Le président Wade semble avoir mis de l’eau dans son vin au sujet des Assises nationales qui défraient la chronique ces derniers temps, c’est du moins l’image que nous renvoie les quotidiens de ce jour.
A ce sujet, « Sud quotidien », barre à sa une « Wade clôt le débat ». « Je vous promets que je ne parlerais plus des assises » dixit Wade lors de la 5e conférence nationale de la fédération des enseignants libéraux sise au Cices samedi dernier. Toujours d’après le même organe, le président secrétaire général du PDS de rajouter que « les gens sont libres de cogiter, mais j’attends de voir ce qui sera original dans ce programme ».

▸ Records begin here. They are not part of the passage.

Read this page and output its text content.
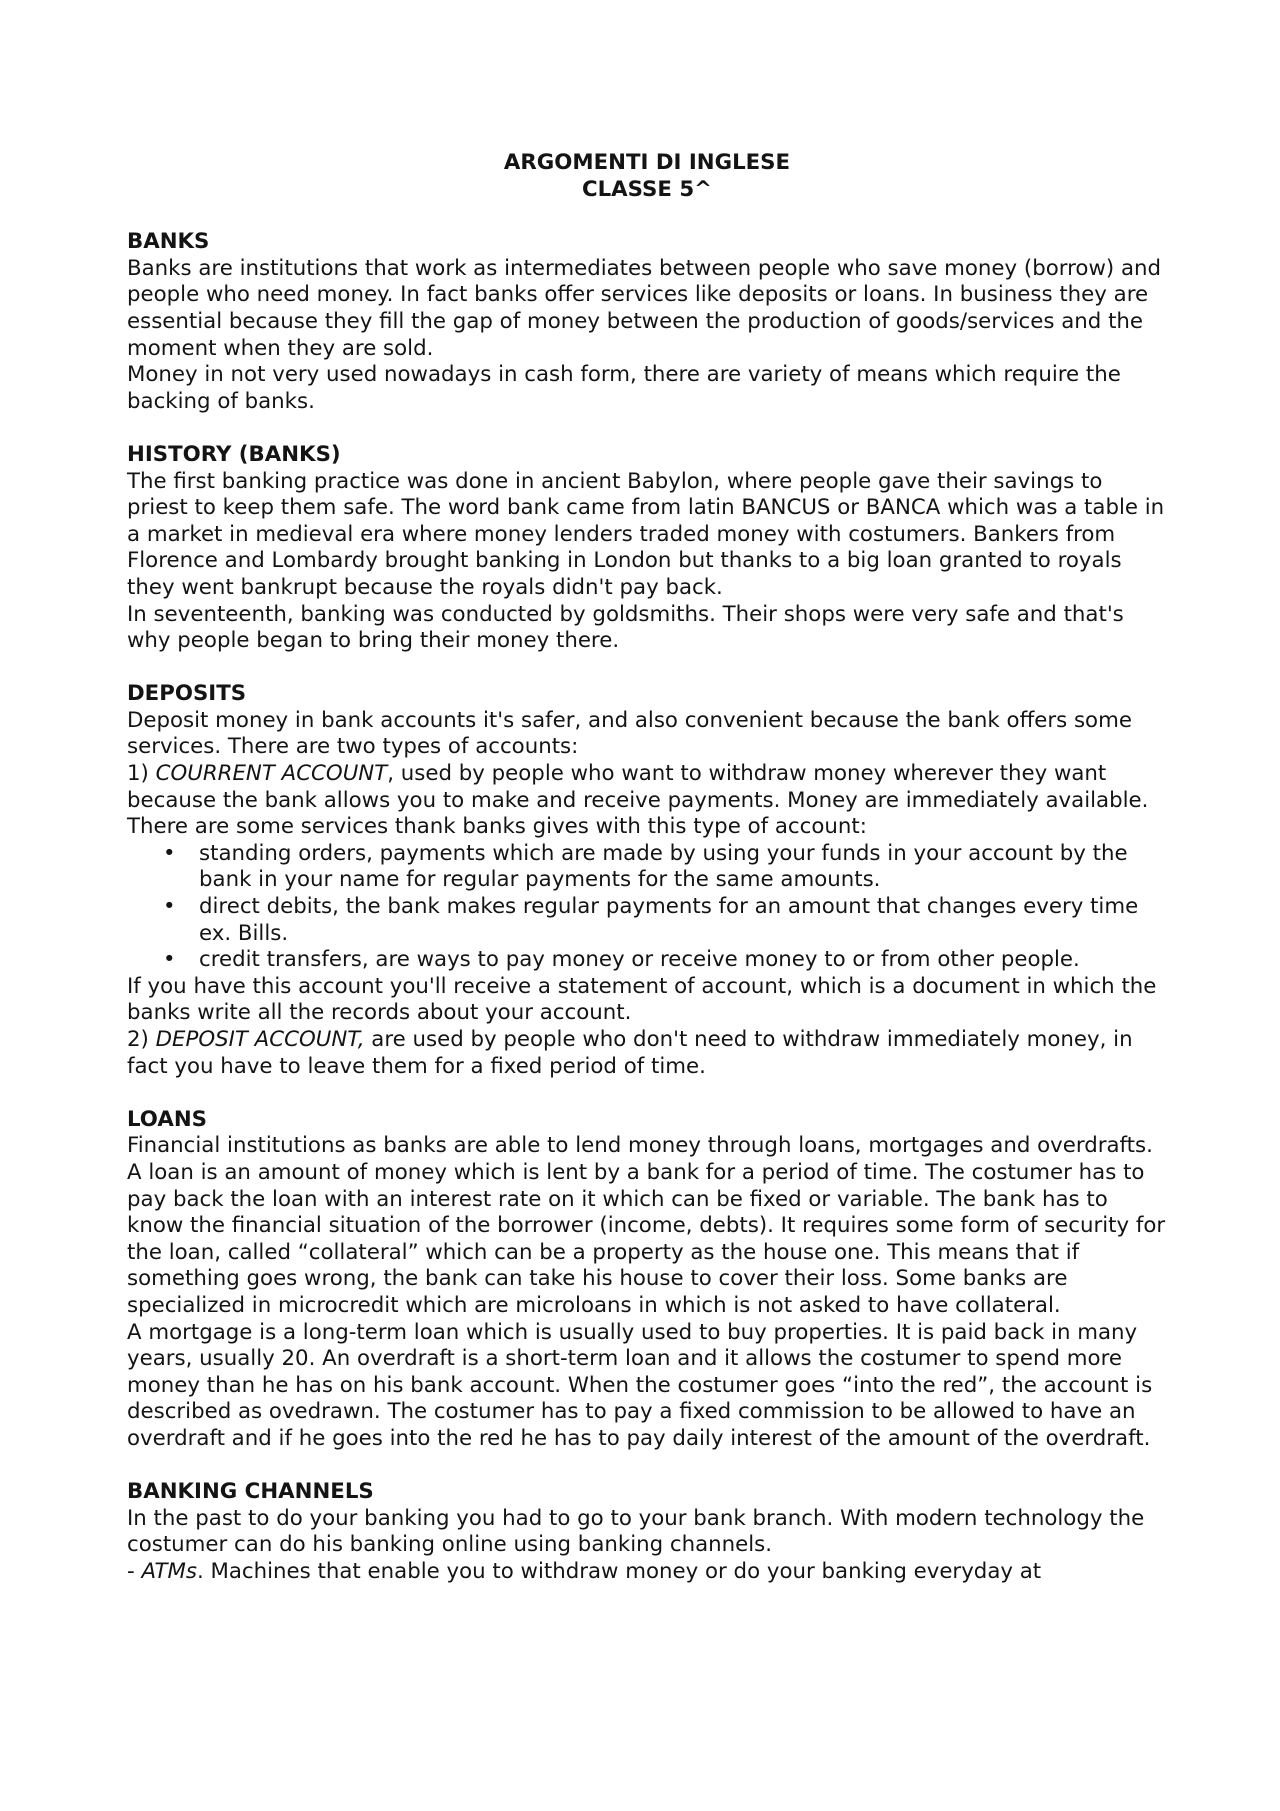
ARGOMENTI DI INGLESE
CLASSE 5^
BANKS

Banks are institutions that work as intermediates between people who save money (borrow) and people who need money. In fact banks offer services like deposits or loans. In business they are essential because they fill the gap of money between the production of goods/services and the moment when they are sold.

Money in not very used nowadays in cash form, there are variety of means which require the backing of banks.

HISTORY (BANKS)

The first banking practice was done in ancient Babylon, where people gave their savings to priest to keep them safe. The word bank came from latin BANCUS or BANCA which was a table in a market in medieval era where money lenders traded money with costumers. Bankers from Florence and Lombardy brought banking in London but thanks to a big loan granted to royals they went bankrupt because the royals didn't pay back.

In seventeenth, banking was conducted by goldsmiths. Their shops were very safe and that's why people began to bring their money there.

DEPOSITS

Deposit money in bank accounts it's safer, and also convenient because the bank offers some services. There are two types of accounts:

1) COURRENT ACCOUNT, used by people who want to withdraw money wherever they want because the bank allows you to make and receive payments. Money are immediately available. There are some services thank banks gives with this type of account:

• standing orders, payments which are made by using your funds in your account by the bank in your name for regular payments for the same amounts.
• direct debits, the bank makes regular payments for an amount that changes every time ex. Bills.
• credit transfers, are ways to pay money or receive money to or from other people.

If you have this account you'll receive a statement of account, which is a document in which the banks write all the records about your account.

2) DEPOSIT ACCOUNT, are used by people who don't need to withdraw immediately money, in fact you have to leave them for a fixed period of time.

LOANS

Financial institutions as banks are able to lend money through loans, mortgages and overdrafts.

A loan is an amount of money which is lent by a bank for a period of time. The costumer has to pay back the loan with an interest rate on it which can be fixed or variable. The bank has to know the financial situation of the borrower (income, debts). It requires some form of security for the loan, called “collateral” which can be a property as the house one. This means that if something goes wrong, the bank can take his house to cover their loss. Some banks are specialized in microcredit which are microloans in which is not asked to have collateral.

A mortgage is a long-term loan which is usually used to buy properties. It is paid back in many years, usually 20. An overdraft is a short-term loan and it allows the costumer to spend more money than he has on his bank account. When the costumer goes “into the red”, the account is described as ovedrawn. The costumer has to pay a fixed commission to be allowed to have an overdraft and if he goes into the red he has to pay daily interest of the amount of the overdraft.

BANKING CHANNELS

In the past to do your banking you had to go to your bank branch. With modern technology the costumer can do his banking online using banking channels.

- ATMs. Machines that enable you to withdraw money or do your banking everyday at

Toutefois, le journaliste nous apprend que le pape du Sopi ne s’est pas privé de tourner en dérision les organisateurs des dîtes Assises. « Nos adversaires, je ne parle pas de l’opposition démocratique, mais de l’opposition en errance qui cherche des leaders, sont entrain de se chercher un programme.
Le journal « Le Quotidien » dans le même registre nous apprend que « Me Wade pense que les termes de référence des Assises nationales ne sont rien d’autre qu’un programme de l’opposition qui se cherche en vue des prochaines échéances électorales ».
Toutefois, la 5e conférence nationale des enseignants libéraux n’a pas uniquement été consacrée aux Assises nationales, le président Wade s’est aussi prononcé sur la crise scolaire.
D’ailleurs, « Le Soleil » titre « Pas de salaires sans travail ». En page interne, on peut lire les propos du Président de la République qui pense que « l’Etat ne peut plus continuer à payer des fonctionnaires à ne rien faire ».
Conscient du spectre de l’année invalide, le président est outré par certains syndicalistes qui persistent dans le mouvement d’humeur. Dans le même article, on peut lire l’avertissement du premier magistrat du pays à l’égard des enseignants grévistes et également des étudiants. Pour lui, les enseignants doivent user d’autres méthodes comme « le port des brassards rouges ». Mieux, Wade a formulé une requête au corps professoral libéral : « la grève est un droit, mais vous n’êtes pas obligés de la faire. Je vous demande de renoncer à la grève ».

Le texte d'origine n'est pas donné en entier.